Die EUid: viele Vorteile und noch mehr Herausforderungen?

Veröffentlicht am 29.06.2021

Bis voraussichtlich 2026 soll jeder Mitgliedstaat der Europäischen Union seinen Bürgern ein ID-Wallet anbieten, das überall in der EU anerkannt ist. Wie viele nationale Interessen verträgt die EUid? Und was ist nötig, um ihre Akzeptanz zu erhöhen? Patrick von Braunmühl, Leiter Public Affairs der Bundesdruckerei GmbH, gibt Auskunft. 

Experteninterview mit
Leiter Public Affairs bei der Bundesdruckerei GmbH
Patrick von Braunmühl
Leiter Public Affairs bei der Bundesdruckerei GmbH

Auf dem Weg zur europäischen digitalen Identität

Wie viele nationale Interessen verträgt die EUid? Und was ist nötig, damit Europas digitale Identität gegen die Single-Sign-on-Dienste der großen Plattformen besteht? Patrick von Braunmühl, Leiter Public Affairs der Bundesdruckerei GmbH, gibt Auskunft.

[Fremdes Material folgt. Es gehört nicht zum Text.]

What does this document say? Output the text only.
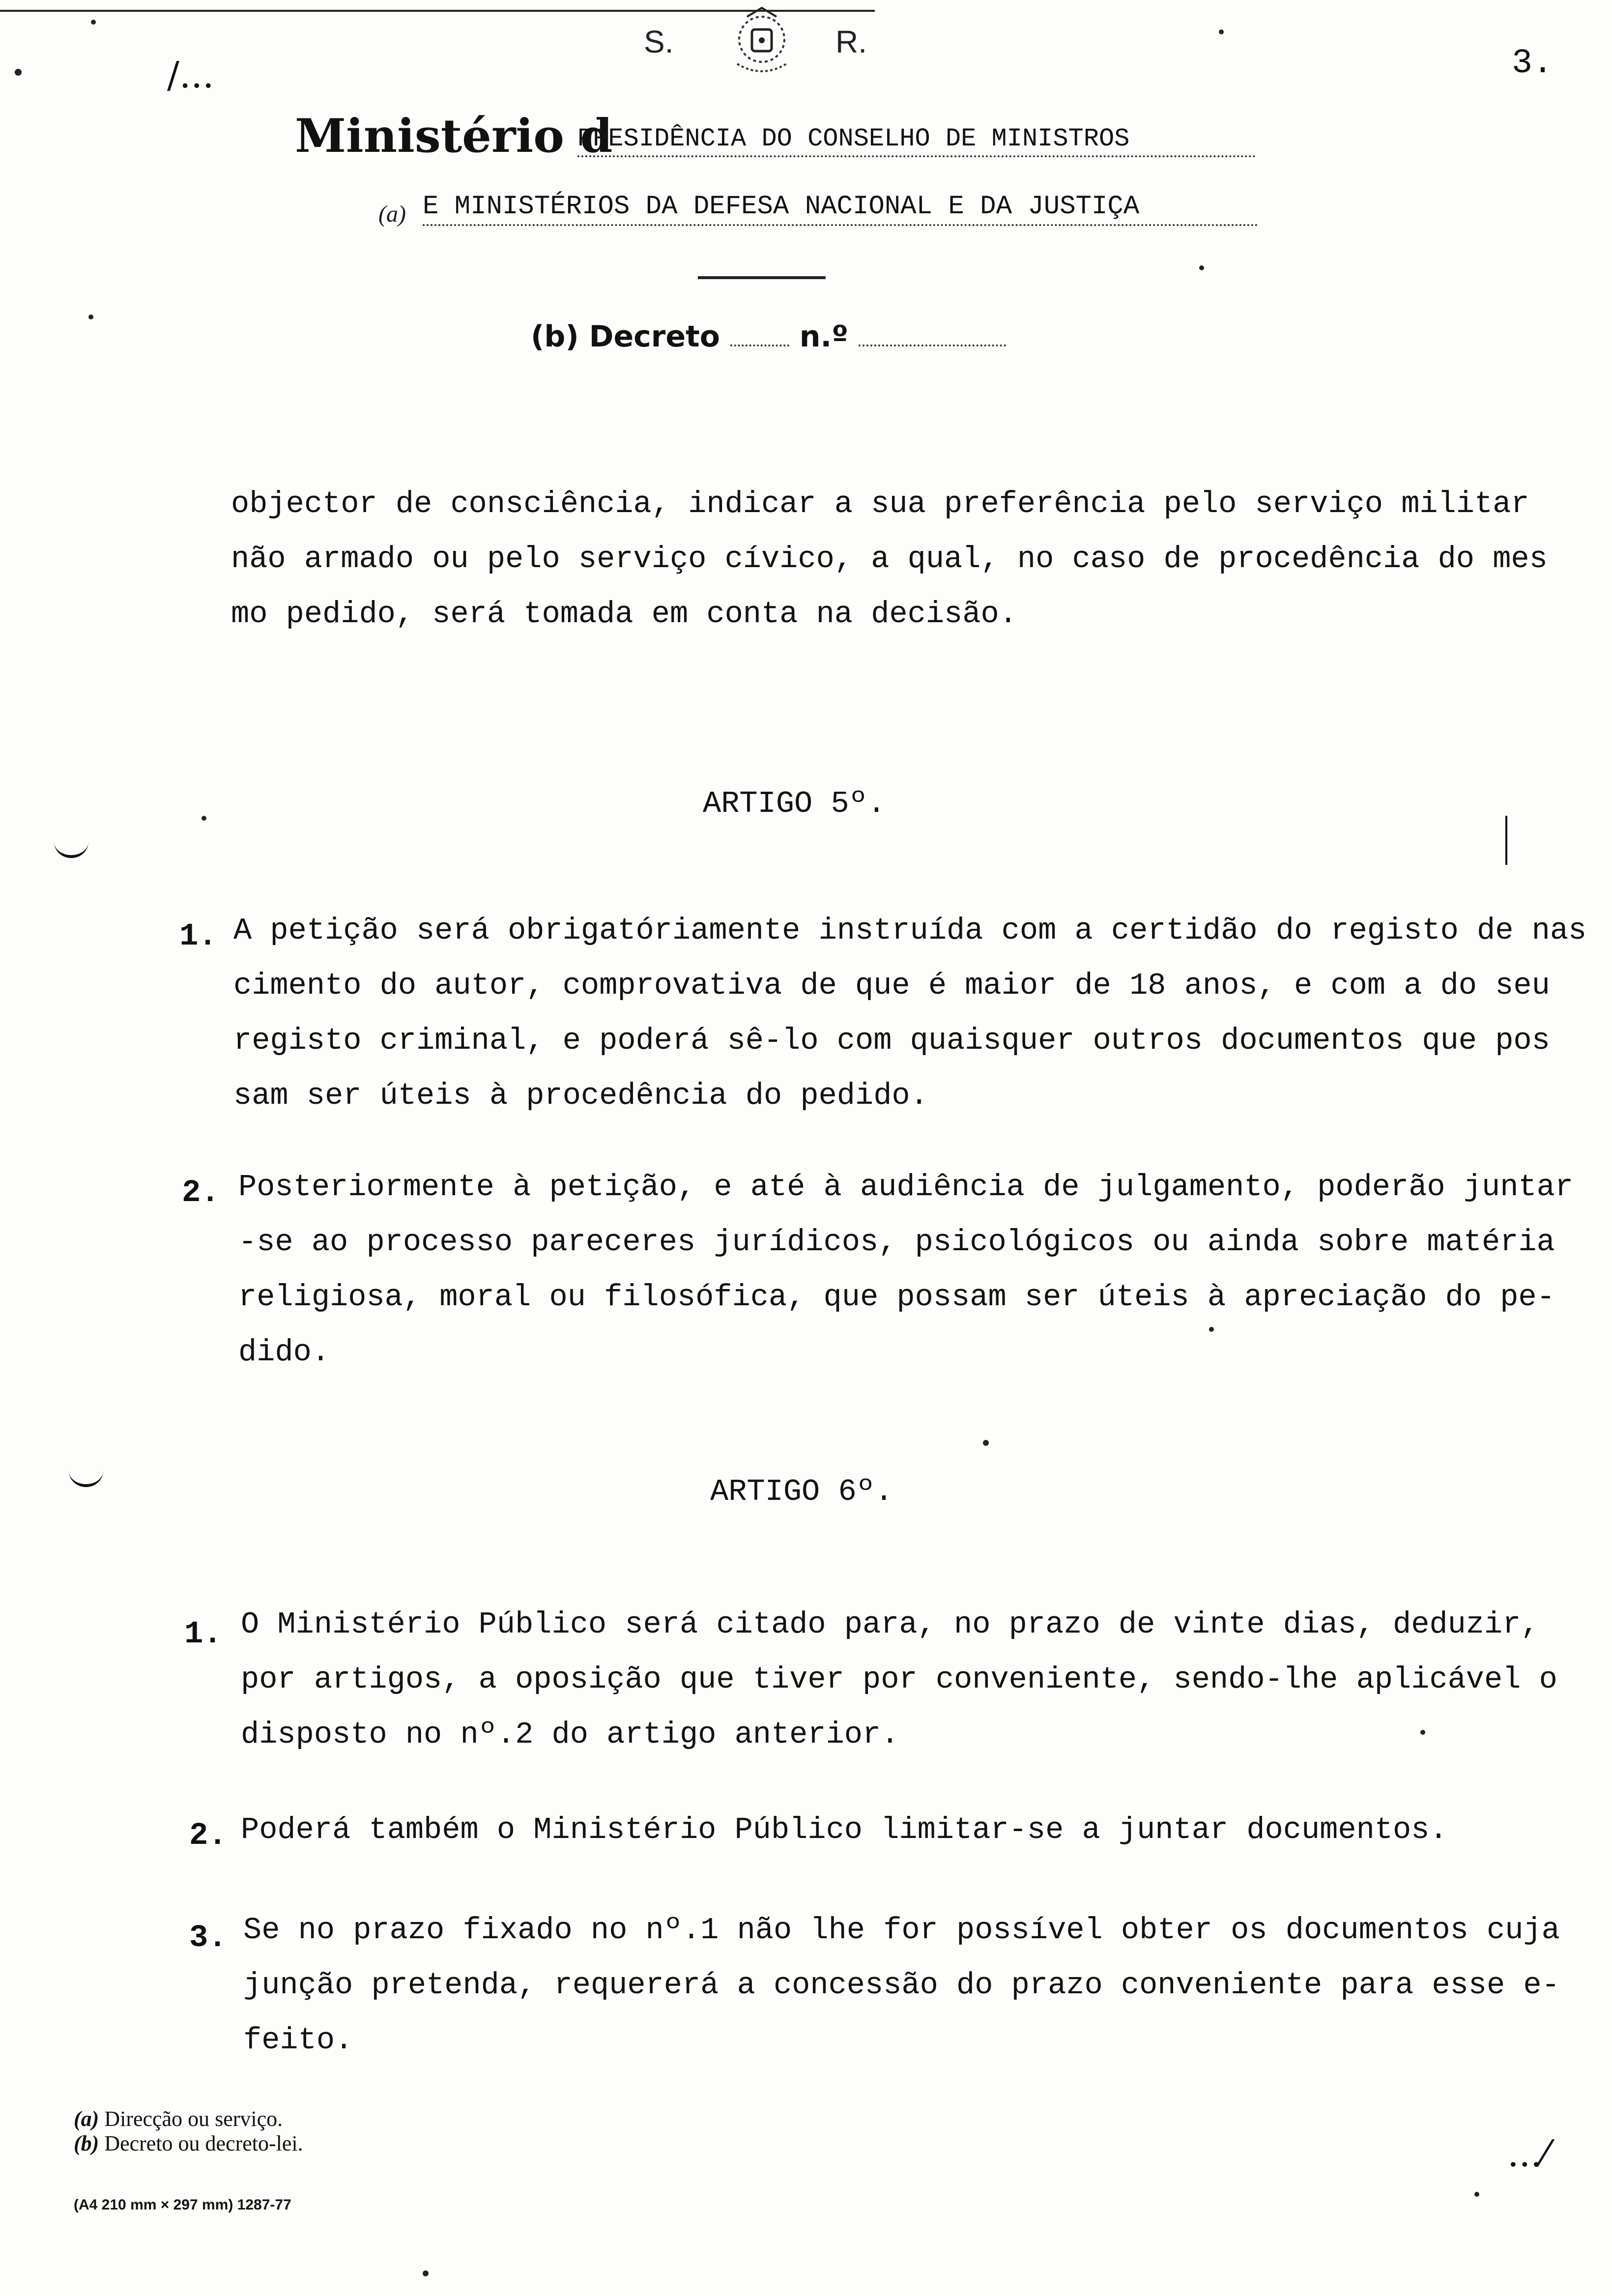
/...
S.	R.
3.
Ministério d
PRESIDÊNCIA DO CONSELHO DE MINISTROS
(a) E MINISTÉRIOS DA DEFESA NACIONAL E DA JUSTIÇA
(b) Decreto	n.º
objector de consciência, indicar a sua preferência pelo serviço militar
não armado ou pelo serviço cívico, a qual, no caso de procedência do mes
mo pedido, será tomada em conta na decisão.
ARTIGO 5º.
1. A petição será obrigatóriamente instruída com a certidão do registo de nas
cimento do autor, comprovativa de que é maior de 18 anos, e com a do seu
registo criminal, e poderá sê-lo com quaisquer outros documentos que pos
sam ser úteis à procedência do pedido.
2. Posteriormente à petição, e até à audiência de julgamento, poderão juntar
-se ao processo pareceres jurídicos, psicológicos ou ainda sobre matéria
religiosa, moral ou filosófica, que possam ser úteis à apreciação do pe-
dido.
ARTIGO 6º.
1. O Ministério Público será citado para, no prazo de vinte dias, deduzir,
por artigos, a oposição que tiver por conveniente, sendo-lhe aplicável o
disposto no nº.2 do artigo anterior.
2. Poderá também o Ministério Público limitar-se a juntar documentos.
3. Se no prazo fixado no nº.1 não lhe for possível obter os documentos cuja
junção pretenda, requererá a concessão do prazo conveniente para esse e-
feito.
(a) Direcção ou serviço.
(b) Decreto ou decreto-lei.
(A4 210 mm × 297 mm) 1287-77
...⁄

Die Süddeutsche Zeitung* schrieb, die EU habe am 3. Juni womöglich das Ende der Passwörter verkündet. Wie realistisch ist diese Einschätzung?

Auf jeden Fall ist die EUid eine sehr gute Alternative zur klassischen Nutzername-Passwort-Kombination. Einige sprechen ja sogar vom EU-Single-Sign-on. Die Europäische Kommission hat den Bürgern und Unternehmen hier ein Angebot gemacht: für eine universelle Möglichkeit, sich zu identifizieren, aber eben auch für einen sehr bequemen Weg, Berechtigungen vorzulegen – z. B. Führerschein, Bahnticket oder Zeugnisse.

Was ist konkret geplant?

Jeder Mitgliedstaat muss seinen Bürgern bis voraussichtlich 2026 ein sicheres, datenschutzkonformes ID-Wallet anbieten, das überall in der EU anerkannt ist und auf der eID des jeweiligen Landes basiert. Die darüber bereitgestellte sog. Person Identification Data (PID), bei uns der Personalausweis, stellt die Identität des Wallet-Inhabers sicher. Und sie erlaubt es, dem ID-Wallet nach und nach weitere Berechtigungsnachweise – sogenannte Credentials – hinzuzufügen. Eine wichtige Rolle werden dabei die bisherigen Vertrauensdiensteanbieter spielen, die Credentials überprüfen und verifizieren. Das Bemerkenswerte: Bisher verband man hoheitliche IDs eher mit Behördengängen. Allerdings wird die Verordnung der Europäischen Kommission ebenso in der Privatwirtschaft bestimmte Branchen und Plattformen dazu verpflichten, die EUid zu akzeptieren. Bald können wir also nicht nur unsere Ausweise, sondern auch andere Berechtigungsnachweise wie z.B. einen Führerschein  online vorlegen.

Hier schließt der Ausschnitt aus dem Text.